Look for the author's biography or information about the responsible organization within the Web page itself or use the sources below to find out more about people and organizations:
Information on People:
- Biography Index 1984 - present
- Gale Virtual Reference Library (Encyclopedia of World Biography)
Information on Organizations:
- Idealist.org - information about foundations
Content & Coverage
- Who is the audience for the Web site (scholarly or general)?
- Is the information primary or secondary in nature?
- Does it provide general background information or in-depth information on a specific topic? Which do you need?

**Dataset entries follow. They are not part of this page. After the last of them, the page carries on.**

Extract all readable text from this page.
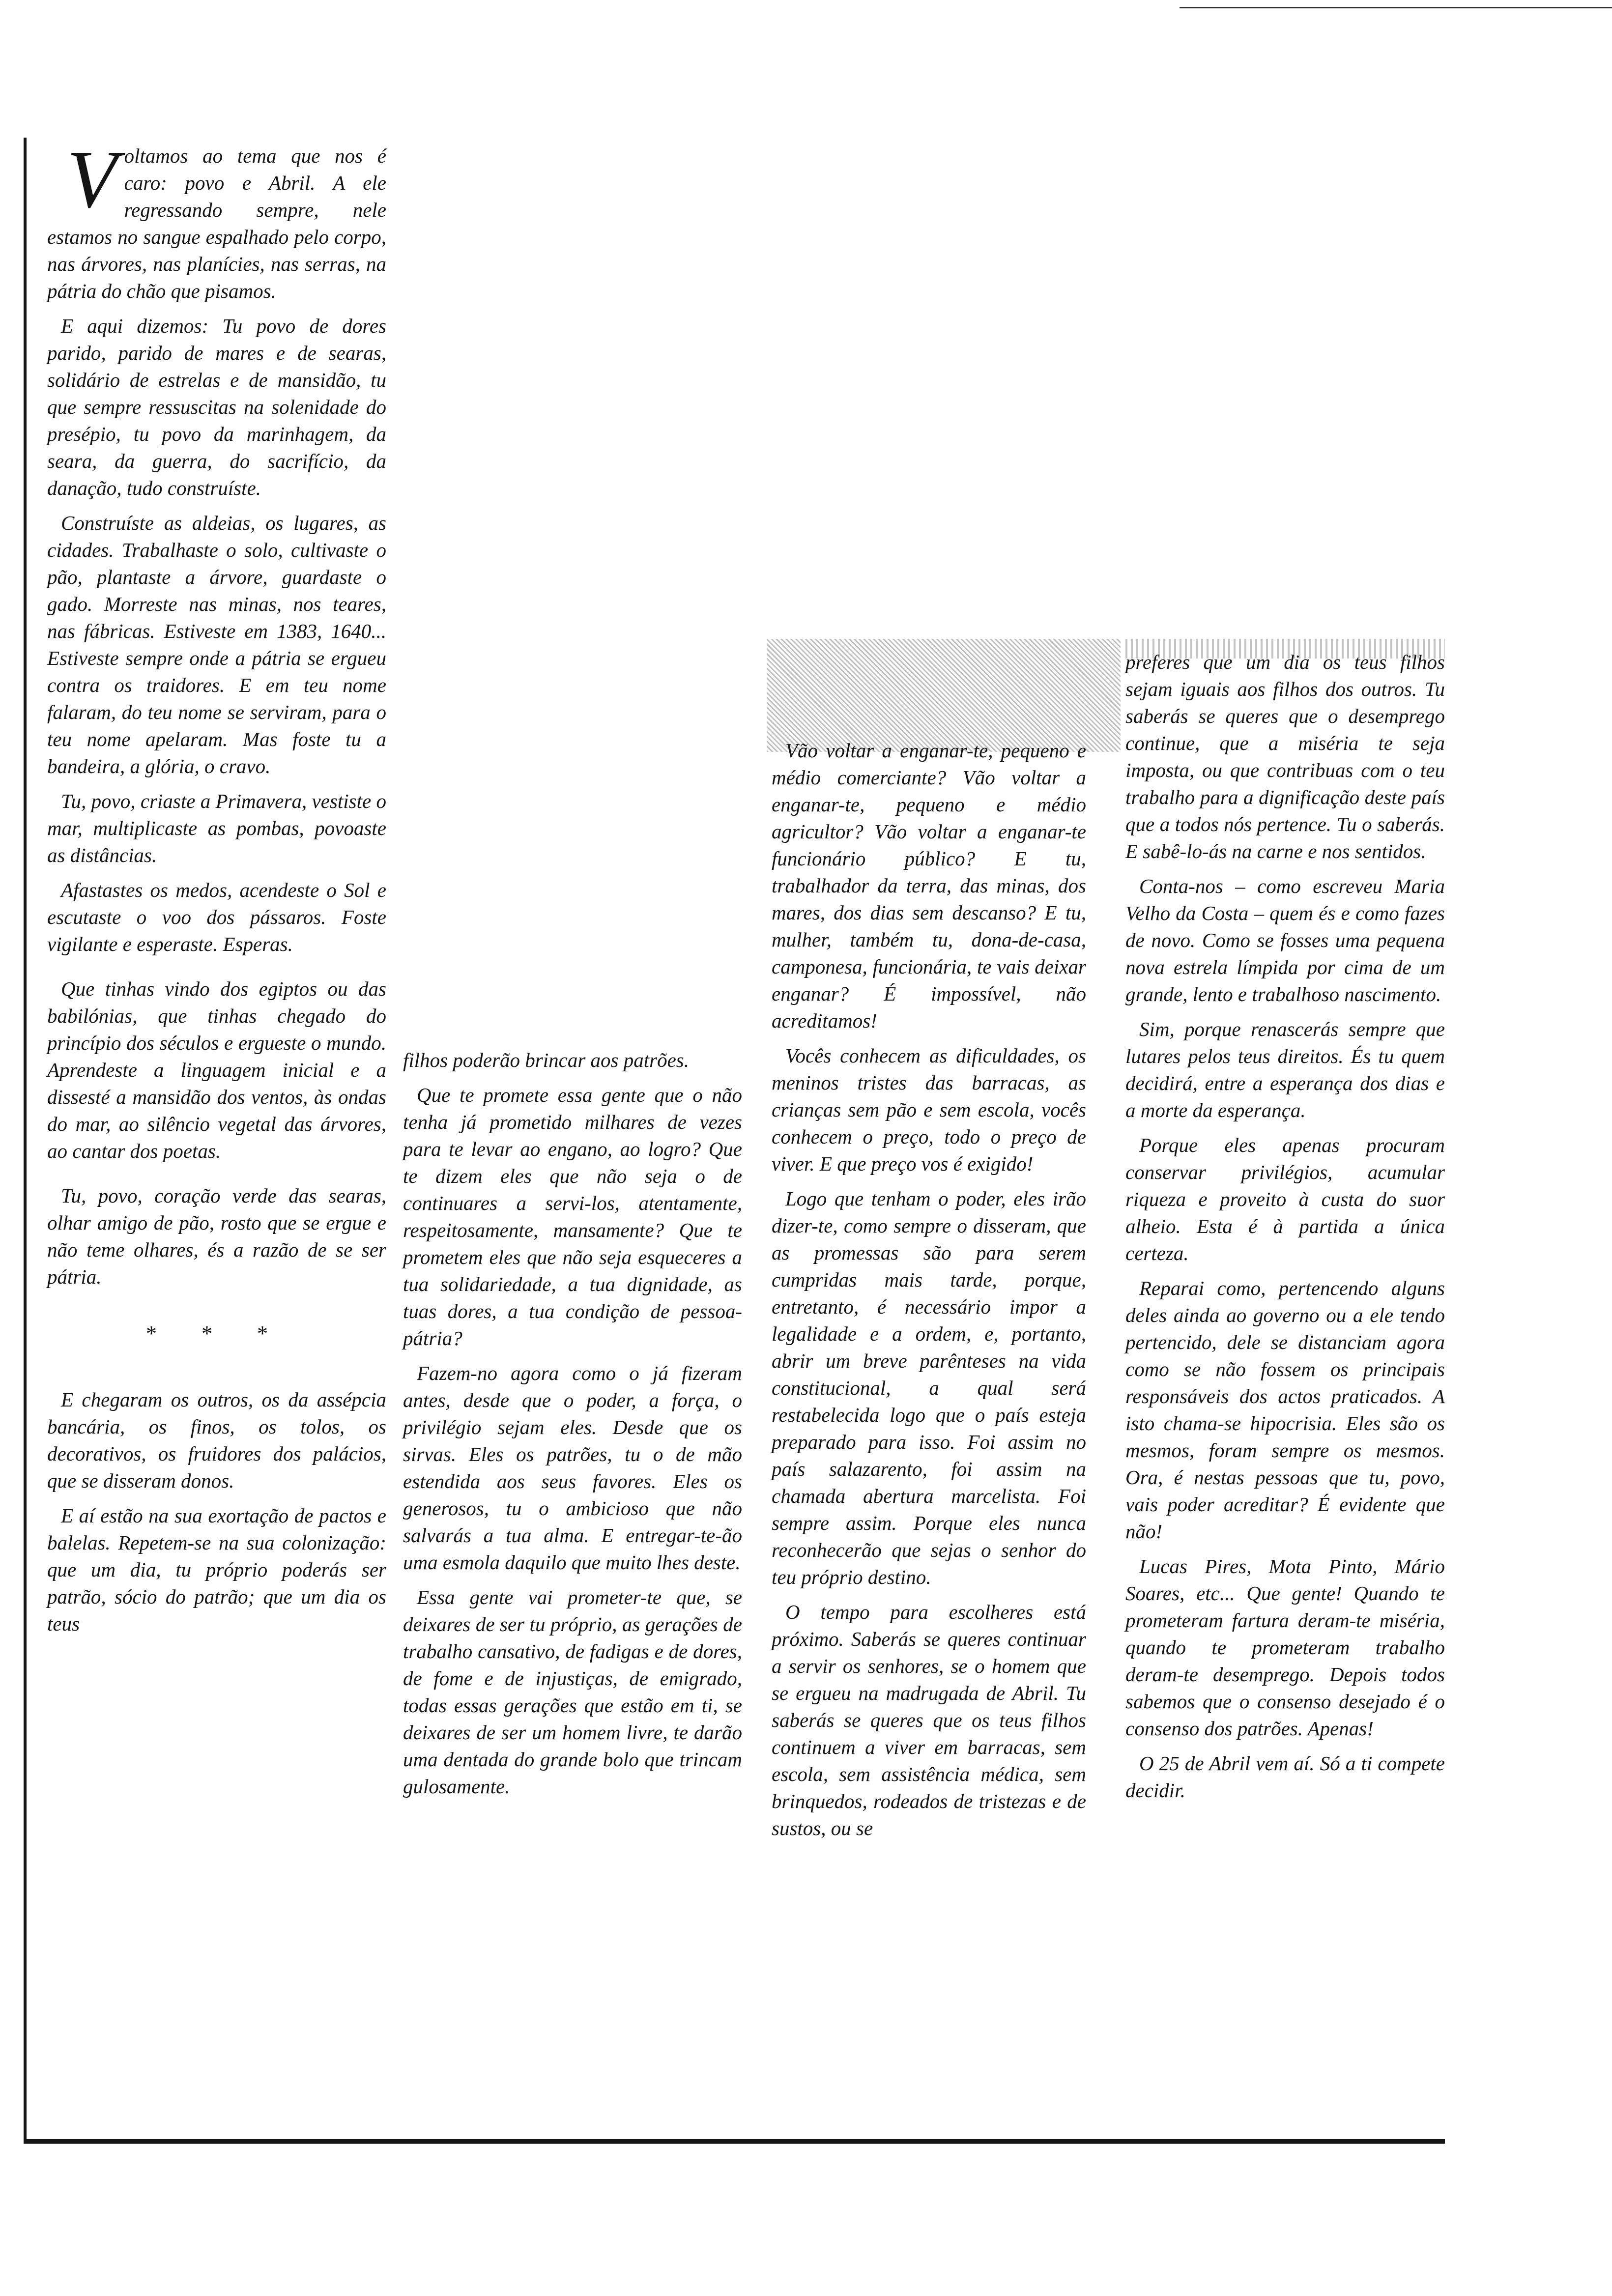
Voltamos ao tema que nos é caro: povo e Abril. A ele regressando sempre, nele estamos no sangue espalhado pelo corpo, nas árvores, nas planícies, nas serras, na pátria do chão que pisamos.

E aqui dizemos: Tu povo de dores parido, parido de mares e de searas, solidário de estrelas e de mansidão, tu que sempre ressuscitas na solenidade do presépio, tu povo da marinhagem, da seara, da guerra, do sacrifício, da danação, tudo construíste.

Construíste as aldeias, os lugares, as cidades. Trabalhaste o solo, cultivaste o pão, plantaste a árvore, guardaste o gado. Morreste nas minas, nos teares, nas fábricas. Estiveste em 1383, 1640... Estiveste sempre onde a pátria se ergueu contra os traidores. E em teu nome falaram, do teu nome se serviram, para o teu nome apelaram. Mas foste tu a bandeira, a glória, o cravo.

Tu, povo, criaste a Primavera, vestiste o mar, multiplicaste as pombas, povoaste as distâncias.

Afastastes os medos, acendeste o Sol e escutaste o voo dos pássaros. Foste vigilante e esperaste. Esperas.

Que tinhas vindo dos egiptos ou das babilónias, que tinhas chegado do princípio dos séculos e ergueste o mundo. Aprendeste a linguagem inicial e a dissesté a mansidão dos ventos, às ondas do mar, ao silêncio vegetal das árvores, ao cantar dos poetas.

Tu, povo, coração verde das searas, olhar amigo de pão, rosto que se ergue e não teme olhares, és a razão de se ser pátria.

* * *

E chegaram os outros, os da assépcia bancária, os finos, os tolos, os decorativos, os fruidores dos palácios, que se disseram donos.

E aí estão na sua exortação de pactos e balelas. Repetem-se na sua colonização: que um dia, tu próprio poderás ser patrão, sócio do patrão; que um dia os teus

filhos poderão brincar aos patrões.

Que te promete essa gente que o não tenha já prometido milhares de vezes para te levar ao engano, ao logro? Que te dizem eles que não seja o de continuares a servi-los, atentamente, respeitosamente, mansamente? Que te prometem eles que não seja esqueceres a tua solidariedade, a tua dignidade, as tuas dores, a tua condição de pessoa-pátria?

Fazem-no agora como o já fizeram antes, desde que o poder, a força, o privilégio sejam eles. Desde que os sirvas. Eles os patrões, tu o de mão estendida aos seus favores. Eles os generosos, tu o ambicioso que não salvarás a tua alma. E entregar-te-ão uma esmola daquilo que muito lhes deste.

Essa gente vai prometer-te que, se deixares de ser tu próprio, as gerações de trabalho cansativo, de fadigas e de dores, de fome e de injustiças, de emigrado, todas essas gerações que estão em ti, se deixares de ser um homem livre, te darão uma dentada do grande bolo que trincam gulosamente.

Vão voltar a enganar-te, pequeno e médio comerciante? Vão voltar a enganar-te, pequeno e médio agricultor? Vão voltar a enganar-te funcionário público? E tu, trabalhador da terra, das minas, dos mares, dos dias sem descanso? E tu, mulher, também tu, dona-de-casa, camponesa, funcionária, te vais deixar enganar? É impossível, não acreditamos!

Vocês conhecem as dificuldades, os meninos tristes das barracas, as crianças sem pão e sem escola, vocês conhecem o preço, todo o preço de viver. E que preço vos é exigido!

Logo que tenham o poder, eles irão dizer-te, como sempre o disseram, que as promessas são para serem cumpridas mais tarde, porque, entretanto, é necessário impor a legalidade e a ordem, e, portanto, abrir um breve parênteses na vida constitucional, a qual será restabelecida logo que o país esteja preparado para isso. Foi assim no país salazarento, foi assim na chamada abertura marcelista. Foi sempre assim. Porque eles nunca reconhecerão que sejas o senhor do teu próprio destino.

O tempo para escolheres está próximo. Saberás se queres continuar a servir os senhores, se o homem que se ergueu na madrugada de Abril. Tu saberás se queres que os teus filhos continuem a viver em barracas, sem escola, sem assistência médica, sem brinquedos, rodeados de tristezas e de sustos, ou se

preferes que um dia os teus filhos sejam iguais aos filhos dos outros. Tu saberás se queres que o desemprego continue, que a miséria te seja imposta, ou que contribuas com o teu trabalho para a dignificação deste país que a todos nós pertence. Tu o saberás. E sabê-lo-ás na carne e nos sentidos.

Conta-nos – como escreveu Maria Velho da Costa – quem és e como fazes de novo. Como se fosses uma pequena nova estrela límpida por cima de um grande, lento e trabalhoso nascimento.

Sim, porque renascerás sempre que lutares pelos teus direitos. És tu quem decidirá, entre a esperança dos dias e a morte da esperança.

Porque eles apenas procuram conservar privilégios, acumular riqueza e proveito à custa do suor alheio. Esta é à partida a única certeza.

Reparai como, pertencendo alguns deles ainda ao governo ou a ele tendo pertencido, dele se distanciam agora como se não fossem os principais responsáveis dos actos praticados. A isto chama-se hipocrisia. Eles são os mesmos, foram sempre os mesmos. Ora, é nestas pessoas que tu, povo, vais poder acreditar? É evidente que não!

Lucas Pires, Mota Pinto, Mário Soares, etc... Que gente! Quando te prometeram fartura deram-te miséria, quando te prometeram trabalho deram-te desemprego. Depois todos sabemos que o consenso desejado é o consenso dos patrões. Apenas!

O 25 de Abril vem aí. Só a ti compete decidir.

- Does the page link to other reputable websites/organizations? Is there a bibliography or list of cited references and how extensive is it?
- Is there a date anywhere on the Web page, such as date created, last update, etc.?
- How up-to-date are citations, if any? Are the links broken?
- How current does the information need to be for your topic or assignment?
- Is it a commercial, governmental, educational, personal Web site or blog?
- Is it a community site in which any individual can make changes to such as Wikipedia?
- Can you find the same information in another source?
- Determine whether the information is fact, opinion or propaganda.
- Are there links or references to show the source of the facts or quotes?
- Does the Web site have a particular bias?
- Are opinions or propaganda easy to recognize?
- Do the words and phrases play to your emotions or bias the content?
- Are there advertisements that suggest the information might be biased toward selling a product rather than providing objective information?
- Can you determine from the Web site's address (URL) a particular bias? Often the URL domain's extension (.com, .edu, etc.) gives you a clue about the site.